Quítale las alas a la mariposa, ¿qué es? Un feo bicho, un oscuro y chato bicho. Pero deseó, enamorado, un imposible, nada menos que una alta flor de la que lo separaba una amenaza de muerte, como es un arroyo para un bicho, y se transformó en esa maravilla que es una mariposa, regalo de los ojos, gala de los jardines, émula de las flores más bellas.

Este cuento -recién inventado- te dice por qué ese bicho que es la mariposa posee alas...

—Y a mí, ¿no me pueden crecer alas de mariposa, como a aquel bicho?

—¡Ya lo creo que sí, hija! Enamórate de algo, aunque parezca inaccesible, desea casi un imposible como aquel bicho, te crecerá la imaginación...
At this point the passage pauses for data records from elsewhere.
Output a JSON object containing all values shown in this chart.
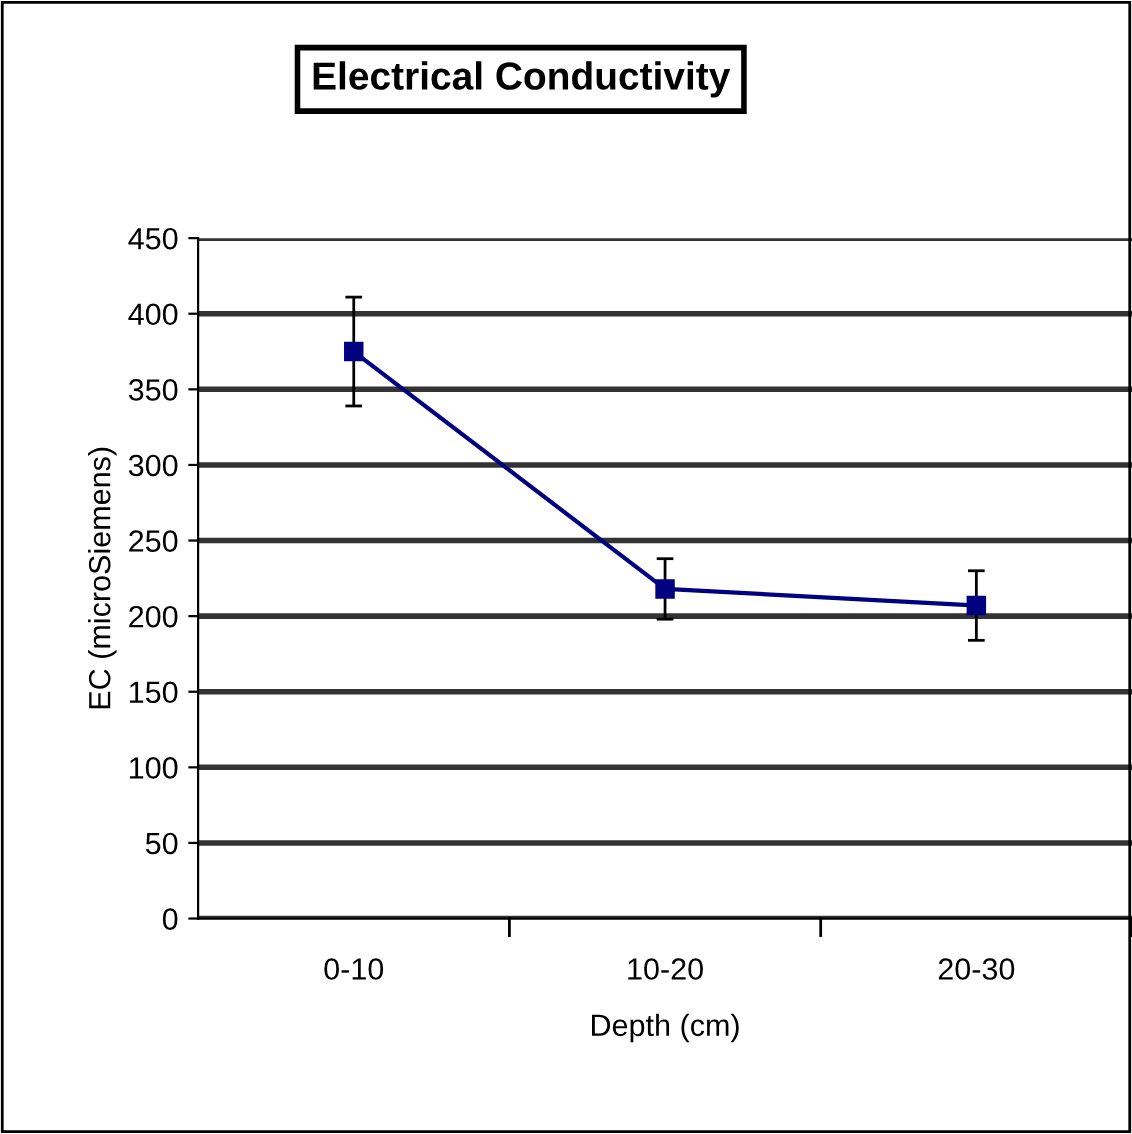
{
  "chart_data": {
    "type": "line",
    "title": "Electrical Conductivity",
    "xlabel": "Depth (cm)",
    "ylabel": "EC (microSiemens)",
    "categories": [
      "0-10",
      "10-20",
      "20-30"
    ],
    "series": [
      {
        "color": "#000080",
        "values": [
          375,
          218,
          207
        ],
        "errors": [
          36,
          20,
          23
        ]
      }
    ],
    "ylim": [
      0,
      450
    ],
    "yticks": [
      0,
      50,
      100,
      150,
      200,
      250,
      300,
      350,
      400,
      450
    ],
    "grid": "y",
    "marker": "square",
    "line_style": "solid",
    "legend": false
  }
}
—¿Y la imaginación es un ala?

—¿Que si es un ala la imaginación? ¡La imaginación es la más hermosa de las alas! Y la más poderosa, la que más alto vuela, la que jamás se cansa.

Tener alas

Papá, yo quisiera tener alas. ¿Nunca me saldrán alas a mí?

—Puede ser, hija, que te salgan alas, ya que las deseas. Pero si llegas a tener alas, vuela cuando te halles sola. Cuando estés entre los demás seres humanos, ocúltalas para caminar como ellos. Y junto a ellos.